Its public carrying that the community hates because you have to deal with people that become a waste of space and potential quest enders.

Privately the concept is fine but like many things its public games where you suffer the most impact from this.

But I dont know many G-rank players that pug games, that shit is simply your own fault if your dumb enough to do it.

Git gud is all well and good to boot but even good players start by being bad players

I'm not saying that they shouldn't be able to do it. Play however you want. I don't care. Here's an anecdote for you.

I personally carried my roommate all the way to G rank in Generations. He never learned monster tells, he never learned the maps, or where anything was, he never had any idea what any of his armor or weapon skills were, because none of that mattered.
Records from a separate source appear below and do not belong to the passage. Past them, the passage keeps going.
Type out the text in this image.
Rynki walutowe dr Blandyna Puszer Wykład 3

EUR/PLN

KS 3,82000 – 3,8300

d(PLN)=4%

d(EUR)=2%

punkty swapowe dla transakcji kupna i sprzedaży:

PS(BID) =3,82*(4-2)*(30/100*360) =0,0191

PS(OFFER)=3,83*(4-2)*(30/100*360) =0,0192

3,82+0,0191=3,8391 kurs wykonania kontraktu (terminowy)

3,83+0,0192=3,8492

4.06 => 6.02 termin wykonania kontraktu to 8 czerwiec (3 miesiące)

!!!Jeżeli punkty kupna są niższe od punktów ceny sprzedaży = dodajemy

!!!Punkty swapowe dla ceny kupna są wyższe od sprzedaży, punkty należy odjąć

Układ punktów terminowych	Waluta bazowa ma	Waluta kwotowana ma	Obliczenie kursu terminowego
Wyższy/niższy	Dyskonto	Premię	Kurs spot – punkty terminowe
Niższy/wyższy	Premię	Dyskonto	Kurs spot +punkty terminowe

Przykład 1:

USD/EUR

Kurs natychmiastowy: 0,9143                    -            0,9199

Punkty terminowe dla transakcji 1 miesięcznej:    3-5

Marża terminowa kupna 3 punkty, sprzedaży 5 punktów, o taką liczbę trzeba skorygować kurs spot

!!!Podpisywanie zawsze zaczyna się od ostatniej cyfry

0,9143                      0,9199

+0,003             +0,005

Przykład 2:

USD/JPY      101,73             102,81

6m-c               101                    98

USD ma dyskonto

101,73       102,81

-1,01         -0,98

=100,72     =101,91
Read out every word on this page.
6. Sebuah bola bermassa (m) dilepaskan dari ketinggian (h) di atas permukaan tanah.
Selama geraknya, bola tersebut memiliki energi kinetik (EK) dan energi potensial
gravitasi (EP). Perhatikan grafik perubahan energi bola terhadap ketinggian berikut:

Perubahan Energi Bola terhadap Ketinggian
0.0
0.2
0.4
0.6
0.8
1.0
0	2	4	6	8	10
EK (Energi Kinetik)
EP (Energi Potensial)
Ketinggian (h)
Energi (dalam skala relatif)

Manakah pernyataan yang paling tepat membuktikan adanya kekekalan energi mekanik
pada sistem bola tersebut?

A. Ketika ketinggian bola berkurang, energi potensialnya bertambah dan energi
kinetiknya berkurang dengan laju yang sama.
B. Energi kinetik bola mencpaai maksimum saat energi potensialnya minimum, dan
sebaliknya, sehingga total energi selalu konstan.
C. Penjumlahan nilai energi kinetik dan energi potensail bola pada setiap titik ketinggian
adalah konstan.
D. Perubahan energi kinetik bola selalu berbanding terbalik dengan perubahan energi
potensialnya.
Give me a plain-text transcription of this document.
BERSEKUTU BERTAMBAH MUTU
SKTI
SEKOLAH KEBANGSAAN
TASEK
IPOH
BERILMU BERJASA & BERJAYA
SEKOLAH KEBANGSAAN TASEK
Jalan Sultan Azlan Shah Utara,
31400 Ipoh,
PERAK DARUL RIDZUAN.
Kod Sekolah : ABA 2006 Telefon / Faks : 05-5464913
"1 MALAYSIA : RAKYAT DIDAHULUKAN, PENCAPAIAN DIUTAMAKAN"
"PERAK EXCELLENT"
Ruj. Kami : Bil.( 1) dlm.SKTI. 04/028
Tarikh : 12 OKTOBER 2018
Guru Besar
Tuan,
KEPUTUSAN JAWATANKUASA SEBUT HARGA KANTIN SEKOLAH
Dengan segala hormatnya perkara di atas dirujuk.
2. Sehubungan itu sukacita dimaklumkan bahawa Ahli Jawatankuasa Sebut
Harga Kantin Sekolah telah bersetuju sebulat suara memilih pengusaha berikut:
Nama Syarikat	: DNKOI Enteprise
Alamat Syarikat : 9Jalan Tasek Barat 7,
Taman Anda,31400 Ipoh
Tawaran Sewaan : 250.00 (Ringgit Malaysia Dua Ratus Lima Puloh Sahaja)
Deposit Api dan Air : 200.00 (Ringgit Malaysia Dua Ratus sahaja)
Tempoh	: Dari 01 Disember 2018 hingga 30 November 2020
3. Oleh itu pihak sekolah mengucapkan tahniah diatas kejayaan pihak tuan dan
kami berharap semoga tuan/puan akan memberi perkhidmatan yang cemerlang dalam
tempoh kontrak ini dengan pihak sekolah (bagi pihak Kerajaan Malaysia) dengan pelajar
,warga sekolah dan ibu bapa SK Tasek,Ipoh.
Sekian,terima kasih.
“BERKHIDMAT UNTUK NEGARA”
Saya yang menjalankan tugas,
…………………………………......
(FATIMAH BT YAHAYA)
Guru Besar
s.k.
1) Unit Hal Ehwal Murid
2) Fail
We took the mission together, he could gather or fight little monsters or "come help" me fight and when he invariably got killed, he would just sit at the camp while I did everything.

When he finally got to G rank, he was totally useless. He had gotten so accustomed to flying through the ranks, that the concept of now having to farm for his gear was VERY unappealing. He had gone fast fast fast fast fast all the way through the game and got accustomed to that. Now we have to fight the same monster 8 times to get the one stupid thing he needs? AND it takes 15-20 minutes at a time? This suuuuucks. And then he quit playing. And now both of us are frustrated.